The Reserve Bank believes increased exports of iron ore will make a significant contribution to economic growth, as the price hit a two-and-a-half-year high.
It also potentially adds billions of dollars to the budget bottom line through increased tax revenue.
The iron ore price has risen above $US92 a tonne, well above what Treasury had been predicting at the time of the mid-year budget review in December.
But Malcolm Turnbull isn’t prepared to say whether this is sustainable.
“I didn’t make habit of predicting commodity prices when I was actually in business let alone as prime minister,” the prime minister told Bloomberg Television on Tuesday.
“But obviously the rise is welcome, we are big exporter.”
Treasury had assumed the iron ore price would drop from an average $US68 through the March and June quarters of 2017 to $US55 in the September quarter.
The Reserve Bank, in the minutes of its February 7 board meeting, reiterated it does not expect the economic weakness seen during the September quarter last year will be repeated when the national accounts for the December quarter are released on March 1.
It would mean a recession has again been avoided, an event Australia has not suffered for more than a quarter of a century.
The 0.5 per cent growth contraction in the September quarter was the result of some temporary factors, including coal supply disruptions and bad weather.
A large trade surplus, aided by resource exports, was subsequently recorded in the following three months.

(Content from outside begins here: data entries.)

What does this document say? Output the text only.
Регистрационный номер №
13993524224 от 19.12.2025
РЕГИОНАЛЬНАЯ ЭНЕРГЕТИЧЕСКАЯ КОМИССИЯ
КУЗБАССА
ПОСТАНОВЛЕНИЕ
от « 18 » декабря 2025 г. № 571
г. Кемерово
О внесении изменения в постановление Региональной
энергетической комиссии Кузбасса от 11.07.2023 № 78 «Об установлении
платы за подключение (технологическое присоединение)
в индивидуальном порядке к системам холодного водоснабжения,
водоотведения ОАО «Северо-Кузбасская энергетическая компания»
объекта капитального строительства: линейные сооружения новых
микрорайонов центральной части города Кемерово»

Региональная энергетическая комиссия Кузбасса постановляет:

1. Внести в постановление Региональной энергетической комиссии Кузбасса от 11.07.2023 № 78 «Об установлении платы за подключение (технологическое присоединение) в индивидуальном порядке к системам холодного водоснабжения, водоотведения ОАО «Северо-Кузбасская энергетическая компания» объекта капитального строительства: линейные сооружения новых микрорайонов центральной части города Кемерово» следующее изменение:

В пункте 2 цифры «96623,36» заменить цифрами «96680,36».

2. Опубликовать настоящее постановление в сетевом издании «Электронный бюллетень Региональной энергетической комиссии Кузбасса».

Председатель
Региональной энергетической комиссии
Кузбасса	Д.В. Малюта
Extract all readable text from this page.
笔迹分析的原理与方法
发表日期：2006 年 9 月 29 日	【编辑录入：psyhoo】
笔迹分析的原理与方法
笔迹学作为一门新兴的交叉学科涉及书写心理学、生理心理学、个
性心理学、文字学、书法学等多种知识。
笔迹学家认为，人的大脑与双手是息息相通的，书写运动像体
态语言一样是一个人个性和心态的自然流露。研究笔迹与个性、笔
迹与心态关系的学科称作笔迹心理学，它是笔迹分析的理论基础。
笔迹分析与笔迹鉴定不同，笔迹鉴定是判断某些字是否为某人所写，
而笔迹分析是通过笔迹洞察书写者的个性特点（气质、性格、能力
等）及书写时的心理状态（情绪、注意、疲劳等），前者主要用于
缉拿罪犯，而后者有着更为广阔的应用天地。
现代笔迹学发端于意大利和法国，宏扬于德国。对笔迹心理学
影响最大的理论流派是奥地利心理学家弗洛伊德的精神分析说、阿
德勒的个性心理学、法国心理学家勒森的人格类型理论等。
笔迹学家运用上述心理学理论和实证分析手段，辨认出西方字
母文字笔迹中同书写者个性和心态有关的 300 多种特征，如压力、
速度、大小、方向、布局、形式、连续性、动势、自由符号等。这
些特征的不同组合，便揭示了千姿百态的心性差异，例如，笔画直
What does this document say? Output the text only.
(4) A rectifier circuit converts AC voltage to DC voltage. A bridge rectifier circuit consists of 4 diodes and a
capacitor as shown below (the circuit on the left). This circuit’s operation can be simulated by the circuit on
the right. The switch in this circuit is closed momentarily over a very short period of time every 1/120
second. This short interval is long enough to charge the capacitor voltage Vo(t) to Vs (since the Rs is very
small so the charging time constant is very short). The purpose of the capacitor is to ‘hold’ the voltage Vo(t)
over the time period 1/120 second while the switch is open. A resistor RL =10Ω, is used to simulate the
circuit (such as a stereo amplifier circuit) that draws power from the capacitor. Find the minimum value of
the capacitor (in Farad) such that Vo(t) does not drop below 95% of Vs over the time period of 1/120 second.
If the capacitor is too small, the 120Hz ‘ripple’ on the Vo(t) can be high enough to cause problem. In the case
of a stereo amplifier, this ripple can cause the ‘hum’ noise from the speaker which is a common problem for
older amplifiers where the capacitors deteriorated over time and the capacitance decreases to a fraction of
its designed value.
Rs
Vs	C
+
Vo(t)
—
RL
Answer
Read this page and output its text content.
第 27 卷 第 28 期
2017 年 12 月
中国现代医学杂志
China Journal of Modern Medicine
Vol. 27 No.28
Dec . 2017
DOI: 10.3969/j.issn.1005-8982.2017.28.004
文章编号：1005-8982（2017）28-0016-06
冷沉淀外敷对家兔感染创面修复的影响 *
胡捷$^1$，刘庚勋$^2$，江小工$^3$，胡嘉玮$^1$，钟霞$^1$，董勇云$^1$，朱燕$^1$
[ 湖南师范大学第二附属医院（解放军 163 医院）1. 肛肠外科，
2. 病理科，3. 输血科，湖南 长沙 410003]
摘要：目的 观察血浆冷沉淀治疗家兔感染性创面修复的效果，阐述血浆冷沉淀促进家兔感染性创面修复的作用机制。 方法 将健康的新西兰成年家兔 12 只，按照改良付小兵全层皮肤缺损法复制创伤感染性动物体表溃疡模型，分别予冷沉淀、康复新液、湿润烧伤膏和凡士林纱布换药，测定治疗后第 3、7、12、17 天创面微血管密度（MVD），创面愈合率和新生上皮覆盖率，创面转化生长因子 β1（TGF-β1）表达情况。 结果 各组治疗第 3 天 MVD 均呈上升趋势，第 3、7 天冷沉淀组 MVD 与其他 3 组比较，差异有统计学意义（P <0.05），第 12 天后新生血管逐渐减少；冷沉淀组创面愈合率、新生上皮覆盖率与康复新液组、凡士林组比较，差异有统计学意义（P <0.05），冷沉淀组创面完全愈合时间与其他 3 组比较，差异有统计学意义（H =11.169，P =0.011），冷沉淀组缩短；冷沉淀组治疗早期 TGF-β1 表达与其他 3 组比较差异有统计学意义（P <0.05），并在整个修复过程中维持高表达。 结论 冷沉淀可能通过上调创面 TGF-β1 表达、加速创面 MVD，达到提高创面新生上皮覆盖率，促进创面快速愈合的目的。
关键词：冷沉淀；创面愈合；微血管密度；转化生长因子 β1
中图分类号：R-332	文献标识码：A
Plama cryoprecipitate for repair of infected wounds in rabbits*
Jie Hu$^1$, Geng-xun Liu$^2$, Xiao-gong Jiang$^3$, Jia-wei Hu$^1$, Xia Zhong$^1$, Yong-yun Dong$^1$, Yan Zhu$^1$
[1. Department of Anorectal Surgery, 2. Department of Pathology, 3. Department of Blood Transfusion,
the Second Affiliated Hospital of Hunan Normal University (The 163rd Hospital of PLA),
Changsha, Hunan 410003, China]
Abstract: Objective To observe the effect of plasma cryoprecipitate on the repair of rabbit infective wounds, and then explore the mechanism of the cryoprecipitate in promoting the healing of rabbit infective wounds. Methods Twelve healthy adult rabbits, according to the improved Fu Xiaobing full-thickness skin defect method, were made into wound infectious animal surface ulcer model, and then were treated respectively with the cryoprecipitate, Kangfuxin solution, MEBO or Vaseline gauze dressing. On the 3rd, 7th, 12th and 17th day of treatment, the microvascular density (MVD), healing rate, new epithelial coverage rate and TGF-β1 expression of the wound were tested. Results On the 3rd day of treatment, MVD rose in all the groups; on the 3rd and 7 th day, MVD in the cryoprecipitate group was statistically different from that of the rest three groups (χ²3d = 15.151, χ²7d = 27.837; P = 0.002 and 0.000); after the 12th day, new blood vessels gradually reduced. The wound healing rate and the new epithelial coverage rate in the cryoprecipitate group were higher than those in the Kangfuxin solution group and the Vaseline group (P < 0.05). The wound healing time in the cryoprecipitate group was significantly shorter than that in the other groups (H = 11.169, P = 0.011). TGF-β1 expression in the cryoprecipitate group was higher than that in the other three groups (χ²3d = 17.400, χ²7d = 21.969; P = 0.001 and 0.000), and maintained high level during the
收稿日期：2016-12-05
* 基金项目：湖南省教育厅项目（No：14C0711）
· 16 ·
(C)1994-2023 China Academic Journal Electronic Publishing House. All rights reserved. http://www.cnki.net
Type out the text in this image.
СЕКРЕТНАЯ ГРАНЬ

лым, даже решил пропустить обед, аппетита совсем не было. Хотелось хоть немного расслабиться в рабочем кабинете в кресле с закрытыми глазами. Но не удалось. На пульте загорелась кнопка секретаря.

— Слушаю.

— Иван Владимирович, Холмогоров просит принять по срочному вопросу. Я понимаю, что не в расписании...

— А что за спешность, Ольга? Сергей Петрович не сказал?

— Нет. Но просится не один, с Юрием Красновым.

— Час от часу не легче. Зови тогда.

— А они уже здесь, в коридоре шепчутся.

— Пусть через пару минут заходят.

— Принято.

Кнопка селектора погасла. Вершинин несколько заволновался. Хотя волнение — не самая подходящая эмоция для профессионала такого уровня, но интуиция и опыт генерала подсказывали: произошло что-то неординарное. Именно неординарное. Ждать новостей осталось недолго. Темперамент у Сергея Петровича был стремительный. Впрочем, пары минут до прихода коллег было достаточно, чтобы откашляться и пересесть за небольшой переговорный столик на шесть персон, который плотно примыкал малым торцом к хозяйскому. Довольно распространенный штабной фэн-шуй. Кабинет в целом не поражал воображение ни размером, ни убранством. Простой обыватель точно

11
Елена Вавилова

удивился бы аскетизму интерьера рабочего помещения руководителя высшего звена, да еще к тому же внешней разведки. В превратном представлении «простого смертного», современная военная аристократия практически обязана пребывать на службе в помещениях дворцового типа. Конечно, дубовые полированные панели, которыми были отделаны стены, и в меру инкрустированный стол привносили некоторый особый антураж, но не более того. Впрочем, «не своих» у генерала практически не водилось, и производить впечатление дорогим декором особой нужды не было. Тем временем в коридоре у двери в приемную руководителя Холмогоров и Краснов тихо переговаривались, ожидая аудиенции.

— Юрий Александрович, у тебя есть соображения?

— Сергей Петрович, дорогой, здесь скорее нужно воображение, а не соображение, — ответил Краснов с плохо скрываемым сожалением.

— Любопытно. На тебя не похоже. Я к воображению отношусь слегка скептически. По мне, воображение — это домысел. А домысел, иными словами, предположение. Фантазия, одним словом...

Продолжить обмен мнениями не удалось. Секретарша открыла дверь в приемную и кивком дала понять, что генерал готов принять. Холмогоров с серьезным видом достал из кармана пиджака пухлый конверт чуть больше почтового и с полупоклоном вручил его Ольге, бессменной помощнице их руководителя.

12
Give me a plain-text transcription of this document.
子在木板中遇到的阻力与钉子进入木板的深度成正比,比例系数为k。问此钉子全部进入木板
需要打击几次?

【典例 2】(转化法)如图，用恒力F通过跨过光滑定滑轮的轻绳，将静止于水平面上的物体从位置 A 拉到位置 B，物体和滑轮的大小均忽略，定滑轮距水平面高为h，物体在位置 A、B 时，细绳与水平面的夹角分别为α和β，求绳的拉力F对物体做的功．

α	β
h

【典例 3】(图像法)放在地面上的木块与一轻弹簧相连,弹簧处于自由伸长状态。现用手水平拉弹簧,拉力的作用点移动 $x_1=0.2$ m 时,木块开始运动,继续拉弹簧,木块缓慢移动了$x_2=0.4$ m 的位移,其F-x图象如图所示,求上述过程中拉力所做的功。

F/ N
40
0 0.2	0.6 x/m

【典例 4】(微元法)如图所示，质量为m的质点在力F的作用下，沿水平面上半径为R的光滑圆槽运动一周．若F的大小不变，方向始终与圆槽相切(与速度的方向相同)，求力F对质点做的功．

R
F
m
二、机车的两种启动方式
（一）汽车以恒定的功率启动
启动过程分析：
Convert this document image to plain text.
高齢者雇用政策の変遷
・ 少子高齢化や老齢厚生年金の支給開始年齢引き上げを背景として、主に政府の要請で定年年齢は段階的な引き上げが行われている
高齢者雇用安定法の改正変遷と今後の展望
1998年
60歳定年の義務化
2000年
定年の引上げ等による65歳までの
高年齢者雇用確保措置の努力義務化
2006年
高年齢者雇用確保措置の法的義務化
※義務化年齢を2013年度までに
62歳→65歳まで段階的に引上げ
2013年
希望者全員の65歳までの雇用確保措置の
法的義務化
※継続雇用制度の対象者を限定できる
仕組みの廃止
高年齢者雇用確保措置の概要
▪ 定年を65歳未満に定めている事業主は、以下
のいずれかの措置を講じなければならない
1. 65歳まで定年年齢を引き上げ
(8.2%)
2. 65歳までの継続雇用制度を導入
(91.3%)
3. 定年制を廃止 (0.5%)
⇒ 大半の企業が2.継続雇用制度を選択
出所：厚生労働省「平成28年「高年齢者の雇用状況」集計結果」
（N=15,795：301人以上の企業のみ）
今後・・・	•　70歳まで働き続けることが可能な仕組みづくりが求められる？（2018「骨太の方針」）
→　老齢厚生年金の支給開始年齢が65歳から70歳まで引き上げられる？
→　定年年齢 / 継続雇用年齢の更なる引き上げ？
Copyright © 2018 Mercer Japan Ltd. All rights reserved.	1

“Australia’s low-cost producers of iron ore were expected to increase output further and the ramp-up in liquefied natural gas production was expected to make a significant contribution to output growth,” the central bank said.
The drag from falling mining investment was also expected to diminish.
However, it warned subdued growth in household income was likely to constrain consumption growth.
December quarter wages figures are released on Wednesday, which economists expect will continue to show annual growth sub-two per cent and the lowest in at least two decades.
Consumer confidence, a pointer to future spending plans, also declined for a third straight week.
The ANZ-Roy Morgan confidence index dropped by a further 2.3 per cent in the past week to its lowest level since December.
Notably, views about household’s finances tumbled 7.5 per cent to a two-and-a-half-year low, which ANZ’s head of Australian economics David Plank said was a concern as this sub-index is closely correlated with consumer spending.
“Signs of renewed weakness in full-time employment may have weighed on consumers views’ of their personal finances,” he said.